By MARC MCDONALD
The blogosphere is currently abuzz about the hiring of right-wing pundit William Kristol by The New York Times.
The progressive blogs are outraged that the Times has "lurched to the right." Meanwhile, the right-wing blogs are gleeful.
My own reaction (a feeling I suspect is shared by many progressives) is: Who cares?
Many of us gave up on The New York Times as a credible, trustworthy news source years ago. Many of us gave up on the paper even before the Times gave its blessing to the invasion of Iraq, after "journalist" Judith Miller pretended to investigate Bush's case for war. The Times' role in joining the rest of the MSM in cheerleading for the war was one of the most embarrassing episodes in U.S. journalism history.
Most wingnuts imagine that we progressives sit around all day sipping our latte and reading The New York Times. But this stereotype is outdated by at least 30 years. It's a stereotype at least as outdated as that of the GOP as being the "fiscally responsible" party.
The fact is, not only is the Times not as "liberal" as the wingnuts believe, but the Gray Lady's reputation has been coasting on its past glories now for decades.

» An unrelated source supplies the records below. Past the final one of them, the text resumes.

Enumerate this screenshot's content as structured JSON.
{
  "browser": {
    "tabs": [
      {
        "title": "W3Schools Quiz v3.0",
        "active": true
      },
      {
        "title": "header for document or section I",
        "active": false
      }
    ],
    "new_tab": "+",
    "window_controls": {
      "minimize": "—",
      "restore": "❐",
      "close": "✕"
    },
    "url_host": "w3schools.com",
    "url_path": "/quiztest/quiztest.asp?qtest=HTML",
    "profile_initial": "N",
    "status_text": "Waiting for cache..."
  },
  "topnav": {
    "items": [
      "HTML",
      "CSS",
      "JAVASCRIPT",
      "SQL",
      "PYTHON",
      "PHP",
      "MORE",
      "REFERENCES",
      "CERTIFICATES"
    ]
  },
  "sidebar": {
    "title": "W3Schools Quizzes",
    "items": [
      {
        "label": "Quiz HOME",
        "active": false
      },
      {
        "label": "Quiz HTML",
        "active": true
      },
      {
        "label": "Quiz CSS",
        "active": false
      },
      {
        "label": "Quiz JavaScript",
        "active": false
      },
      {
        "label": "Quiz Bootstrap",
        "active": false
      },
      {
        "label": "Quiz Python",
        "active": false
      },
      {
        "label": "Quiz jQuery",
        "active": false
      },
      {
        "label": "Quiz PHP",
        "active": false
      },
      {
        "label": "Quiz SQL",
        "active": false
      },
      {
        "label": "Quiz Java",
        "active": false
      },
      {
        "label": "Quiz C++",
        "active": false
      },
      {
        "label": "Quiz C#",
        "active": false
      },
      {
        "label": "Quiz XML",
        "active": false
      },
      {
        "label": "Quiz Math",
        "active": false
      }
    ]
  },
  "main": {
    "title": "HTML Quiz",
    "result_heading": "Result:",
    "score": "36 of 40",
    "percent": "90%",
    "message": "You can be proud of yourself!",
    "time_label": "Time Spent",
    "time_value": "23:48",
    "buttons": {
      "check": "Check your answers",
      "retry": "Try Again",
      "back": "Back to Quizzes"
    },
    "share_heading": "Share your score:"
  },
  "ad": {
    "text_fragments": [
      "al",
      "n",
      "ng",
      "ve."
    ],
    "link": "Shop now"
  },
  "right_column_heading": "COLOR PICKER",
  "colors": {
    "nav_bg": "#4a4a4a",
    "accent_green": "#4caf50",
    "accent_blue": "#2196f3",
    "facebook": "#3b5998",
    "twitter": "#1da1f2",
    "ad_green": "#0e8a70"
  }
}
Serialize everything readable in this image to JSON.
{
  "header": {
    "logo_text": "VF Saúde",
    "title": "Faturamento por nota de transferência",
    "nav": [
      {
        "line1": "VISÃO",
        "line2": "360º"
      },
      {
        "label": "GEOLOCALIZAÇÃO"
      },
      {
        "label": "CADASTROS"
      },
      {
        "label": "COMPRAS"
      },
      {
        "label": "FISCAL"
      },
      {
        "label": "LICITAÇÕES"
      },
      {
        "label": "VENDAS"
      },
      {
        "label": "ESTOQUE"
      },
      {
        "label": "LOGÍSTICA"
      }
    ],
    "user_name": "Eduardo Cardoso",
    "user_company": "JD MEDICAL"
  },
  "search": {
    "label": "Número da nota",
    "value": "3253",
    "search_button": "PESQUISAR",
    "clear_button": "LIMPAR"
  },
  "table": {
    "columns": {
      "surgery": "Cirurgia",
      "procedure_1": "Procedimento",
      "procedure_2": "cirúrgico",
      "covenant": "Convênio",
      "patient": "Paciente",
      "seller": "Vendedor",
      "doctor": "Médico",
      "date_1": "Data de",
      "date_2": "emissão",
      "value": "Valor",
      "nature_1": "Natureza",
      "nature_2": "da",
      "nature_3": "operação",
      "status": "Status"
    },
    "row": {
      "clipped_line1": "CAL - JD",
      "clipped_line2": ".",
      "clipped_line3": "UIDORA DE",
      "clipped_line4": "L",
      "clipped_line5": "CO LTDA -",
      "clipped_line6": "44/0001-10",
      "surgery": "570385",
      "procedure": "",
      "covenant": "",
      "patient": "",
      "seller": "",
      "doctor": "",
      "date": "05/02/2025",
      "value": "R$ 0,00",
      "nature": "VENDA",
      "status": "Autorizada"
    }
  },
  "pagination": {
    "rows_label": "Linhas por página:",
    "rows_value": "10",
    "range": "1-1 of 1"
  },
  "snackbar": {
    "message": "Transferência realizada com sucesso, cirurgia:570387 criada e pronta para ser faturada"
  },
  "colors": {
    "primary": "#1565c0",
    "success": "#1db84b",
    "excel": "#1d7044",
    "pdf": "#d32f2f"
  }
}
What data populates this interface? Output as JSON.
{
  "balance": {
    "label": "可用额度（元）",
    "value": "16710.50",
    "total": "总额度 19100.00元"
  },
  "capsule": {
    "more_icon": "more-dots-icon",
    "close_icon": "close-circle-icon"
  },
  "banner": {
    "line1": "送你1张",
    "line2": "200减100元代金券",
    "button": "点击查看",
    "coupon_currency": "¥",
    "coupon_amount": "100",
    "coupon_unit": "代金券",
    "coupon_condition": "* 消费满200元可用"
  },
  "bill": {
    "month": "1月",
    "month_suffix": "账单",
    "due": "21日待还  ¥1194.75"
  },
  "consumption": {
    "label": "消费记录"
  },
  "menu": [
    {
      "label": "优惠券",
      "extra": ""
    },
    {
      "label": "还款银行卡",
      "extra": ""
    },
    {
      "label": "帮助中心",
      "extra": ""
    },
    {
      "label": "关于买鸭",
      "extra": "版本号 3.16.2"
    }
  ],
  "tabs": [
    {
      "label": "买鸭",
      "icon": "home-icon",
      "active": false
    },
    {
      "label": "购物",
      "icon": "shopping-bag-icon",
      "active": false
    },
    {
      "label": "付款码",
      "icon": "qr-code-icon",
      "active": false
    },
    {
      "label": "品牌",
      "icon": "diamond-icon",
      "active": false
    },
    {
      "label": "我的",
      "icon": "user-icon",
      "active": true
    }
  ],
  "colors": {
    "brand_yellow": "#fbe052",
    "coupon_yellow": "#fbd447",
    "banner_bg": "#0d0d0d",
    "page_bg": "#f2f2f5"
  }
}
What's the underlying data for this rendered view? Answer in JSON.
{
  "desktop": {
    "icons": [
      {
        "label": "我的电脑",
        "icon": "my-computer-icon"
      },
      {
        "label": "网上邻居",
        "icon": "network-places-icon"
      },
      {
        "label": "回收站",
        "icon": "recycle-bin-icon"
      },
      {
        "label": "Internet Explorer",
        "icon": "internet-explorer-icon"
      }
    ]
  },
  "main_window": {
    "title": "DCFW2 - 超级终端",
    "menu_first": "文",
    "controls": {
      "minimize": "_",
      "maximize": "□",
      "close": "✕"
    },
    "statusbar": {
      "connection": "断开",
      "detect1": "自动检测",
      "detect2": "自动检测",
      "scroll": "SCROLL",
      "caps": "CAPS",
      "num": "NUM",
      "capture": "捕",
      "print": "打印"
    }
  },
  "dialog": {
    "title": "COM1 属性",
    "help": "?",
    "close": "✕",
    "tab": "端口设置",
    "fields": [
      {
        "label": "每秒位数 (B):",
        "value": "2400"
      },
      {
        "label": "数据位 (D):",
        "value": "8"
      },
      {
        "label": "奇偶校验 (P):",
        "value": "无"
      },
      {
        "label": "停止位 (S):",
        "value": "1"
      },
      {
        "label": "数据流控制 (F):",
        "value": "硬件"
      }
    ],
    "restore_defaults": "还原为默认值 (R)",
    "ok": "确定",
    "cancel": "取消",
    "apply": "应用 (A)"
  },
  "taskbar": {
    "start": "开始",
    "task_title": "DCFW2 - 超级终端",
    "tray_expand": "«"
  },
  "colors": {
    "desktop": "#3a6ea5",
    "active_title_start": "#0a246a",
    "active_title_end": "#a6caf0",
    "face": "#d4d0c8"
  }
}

Like a lot of progressives, I've been an enthusiastic newspaper reader over the years. At one time, I would have found it inconceivable to start my day without reading the Times along with my local newspaper.
But those pre-Internet days are long gone. The Times is no longer the beacon of top-notch journalism that it once was. In fact, American journalism in general has seen a steep decline in quality since the days of the Watergate era produced the hard-hitting investigative journalism that drew many of us into the field in the first place.
The reasons for the decline of U.S. journalism are many. But one reason I rarely see discussed is the increasingly shoddy way that newspapers have treated their employees in recent decades. As a former journalist, I saw first-hand just how crappy this treatment was. Journalists today have to contend with low wages, long hours and a crushing work-load.
When you have journalists making so little money that they spend half their time fretting about how to basic bills, you tend to create an environment that doesn't produce great journalism. Many journalists today are overworked, demoralized, bitter and burned out (and if the younger ones aren't, they will be, soon enough). Overall, the working conditions in America's newsrooms don't lend themselves to sort of great investigation journalism that our era is crying out for.
The New York Times arrogantly still regards itself as the nation's "newspaper of record."
But for many of us progressives, it lost that title years ago.
Indeed, if I were going to a desert island today and had to choose one newspaper, it definitely wouldn't be the Times. I'd probably select Britain's Guardian newspaper, or even The Financial Times.
Indeed, no less a commentator than Noam Chomsky has proclaimed The Financial Times as the best newspaper in the English-speaking world today.
Although it's hardly a liberal newspaper, The Financial Times offers many of the things that once appealed to us about The New York Times decades ago: intelligent, in-depth articles, extensive world-wide coverage, and a newspaper that puts substance over style.
Between The Guardian, The Financial Times and the progressive blogs, I have plenty of great reading material these days. Frankly, outside of columnists Paul Krugman and Frank Rich, I couldn't care less about The New York Times these days (and I suspect I'm not alone among progressives).